Advanced Finite Element Simulations Using Abaqus
Overall Course Objectives
The course will introduce the use of the commercial finite element code Abaqus in a research-oriented way where a number of nonlinear problems will be addressed. The focus will be on creating, analyzing and evaluating nonlinear material simulations, simulations of fibre reinforced composites and crack growth predictions.
See course description in Danish
Learning Objectives
- Create advanced finite element models in Abaqus
- Apply theoretical concepts to analyze finite element simulations
- Apply the effects of nonlinear material models and evaluate the results
- Create models consisting of orthotropic materials and analyse its influence
- Create models discretizing fiber composite structures and analyse the layups and critical ply stresses and strains based on first and last ply failure criteria
- Create and evaluate crack tips models and analyse their prediction accuracy.
- Create crack growth using models cohesive material laws in a finite element model and evaluate the impact of different modelling parameters
- Create Python scripts and apply these for pre- and post-processing steps
- Apply Large-Language Models like ChatGPT/CoPilot to generate scripts and input files in order to interact with Abaqus and to evaluate/post-process results.
- Create simple user-defined subroutines in Abaqus
- Understand the navigation in Abaqus’ User Manual and apply your knowledge to find relevant information.
- Analyse and evaluate critically finite elements simulations (plausible check, physical meaningful, mesh convergence study, comparison with tests/analytical results).
Course Content
The workload in the course will focus on the study of a number of nonlinear problems, which include building up, solving and evaluating the solutions from realistic finite element problems.

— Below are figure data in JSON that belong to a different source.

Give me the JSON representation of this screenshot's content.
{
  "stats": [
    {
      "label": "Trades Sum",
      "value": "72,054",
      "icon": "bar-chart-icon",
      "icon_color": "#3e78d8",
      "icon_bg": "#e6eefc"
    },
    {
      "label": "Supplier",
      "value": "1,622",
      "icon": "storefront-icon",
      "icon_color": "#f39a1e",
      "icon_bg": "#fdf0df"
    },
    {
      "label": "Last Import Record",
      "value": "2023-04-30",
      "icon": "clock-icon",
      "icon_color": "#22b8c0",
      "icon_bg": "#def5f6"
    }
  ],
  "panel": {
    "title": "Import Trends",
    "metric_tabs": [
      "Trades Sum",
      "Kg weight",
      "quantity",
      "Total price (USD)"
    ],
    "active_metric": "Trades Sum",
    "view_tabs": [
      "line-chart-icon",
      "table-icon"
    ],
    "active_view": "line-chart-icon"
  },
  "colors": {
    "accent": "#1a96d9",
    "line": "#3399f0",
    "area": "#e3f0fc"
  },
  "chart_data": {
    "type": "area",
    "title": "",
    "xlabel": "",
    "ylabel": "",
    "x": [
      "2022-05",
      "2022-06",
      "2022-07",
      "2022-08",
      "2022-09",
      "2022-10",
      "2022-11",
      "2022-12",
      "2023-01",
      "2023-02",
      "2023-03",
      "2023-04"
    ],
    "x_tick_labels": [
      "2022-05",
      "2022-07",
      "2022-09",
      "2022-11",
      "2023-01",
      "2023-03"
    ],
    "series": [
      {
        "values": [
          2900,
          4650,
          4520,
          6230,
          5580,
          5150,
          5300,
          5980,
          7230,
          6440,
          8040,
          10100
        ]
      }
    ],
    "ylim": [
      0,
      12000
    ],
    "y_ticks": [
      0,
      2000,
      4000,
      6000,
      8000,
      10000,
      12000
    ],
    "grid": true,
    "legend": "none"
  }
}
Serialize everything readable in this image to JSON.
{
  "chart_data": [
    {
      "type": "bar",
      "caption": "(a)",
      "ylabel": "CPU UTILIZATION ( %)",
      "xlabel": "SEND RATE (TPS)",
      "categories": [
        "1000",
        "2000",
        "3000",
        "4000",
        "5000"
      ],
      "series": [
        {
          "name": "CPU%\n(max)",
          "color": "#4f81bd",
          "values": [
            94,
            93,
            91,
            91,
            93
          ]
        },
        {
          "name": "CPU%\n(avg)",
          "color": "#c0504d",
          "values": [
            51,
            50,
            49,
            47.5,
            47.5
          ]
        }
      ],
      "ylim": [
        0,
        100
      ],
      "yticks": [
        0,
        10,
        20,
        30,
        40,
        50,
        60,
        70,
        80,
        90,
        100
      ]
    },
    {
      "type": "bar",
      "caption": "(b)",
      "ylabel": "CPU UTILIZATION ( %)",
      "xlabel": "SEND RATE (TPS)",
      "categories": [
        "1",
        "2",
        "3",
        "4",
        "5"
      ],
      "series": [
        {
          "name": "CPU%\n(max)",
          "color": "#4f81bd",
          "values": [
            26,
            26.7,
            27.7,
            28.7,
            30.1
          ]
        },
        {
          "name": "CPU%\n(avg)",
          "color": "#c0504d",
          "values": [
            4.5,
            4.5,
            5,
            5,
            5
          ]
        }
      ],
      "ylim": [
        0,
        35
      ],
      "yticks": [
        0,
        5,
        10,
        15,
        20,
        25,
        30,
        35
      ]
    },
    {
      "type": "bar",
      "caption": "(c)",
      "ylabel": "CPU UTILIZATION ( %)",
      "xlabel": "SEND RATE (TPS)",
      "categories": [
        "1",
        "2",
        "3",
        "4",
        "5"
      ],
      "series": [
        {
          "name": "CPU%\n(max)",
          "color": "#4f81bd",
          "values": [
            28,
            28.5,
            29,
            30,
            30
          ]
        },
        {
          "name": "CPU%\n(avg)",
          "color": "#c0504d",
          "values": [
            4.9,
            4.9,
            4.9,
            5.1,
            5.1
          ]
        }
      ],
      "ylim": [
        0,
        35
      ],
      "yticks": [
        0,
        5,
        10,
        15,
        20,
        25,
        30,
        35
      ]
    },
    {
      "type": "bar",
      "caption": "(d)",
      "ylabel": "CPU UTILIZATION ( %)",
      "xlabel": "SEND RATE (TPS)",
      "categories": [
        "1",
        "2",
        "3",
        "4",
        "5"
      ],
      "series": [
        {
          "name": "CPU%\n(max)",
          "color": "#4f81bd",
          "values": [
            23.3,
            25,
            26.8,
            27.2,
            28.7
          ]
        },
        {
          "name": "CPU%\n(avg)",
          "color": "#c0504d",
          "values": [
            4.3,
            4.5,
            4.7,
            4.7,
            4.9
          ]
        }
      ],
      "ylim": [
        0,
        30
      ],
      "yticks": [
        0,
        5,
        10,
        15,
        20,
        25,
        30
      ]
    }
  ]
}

Throughout the work with the finite element exercises, important points using a commercial finite element code will be addressed. Cases involving isotropic elastic, anisotropic elastic and elastic-plastic material laws will be studied. In addition, user-defined subroutines and Python scripting be will used.
Teaching Method
The course is built up as a problem-based or problem-solving learning course. That means that knowledge taught during the lectures and by running tutorials must be transferred and applied to similar examples to solve the problems. Here, the focus is on understanding and conclusive postprocessing, where analytical solutions and experimental results will often be compared and discussed.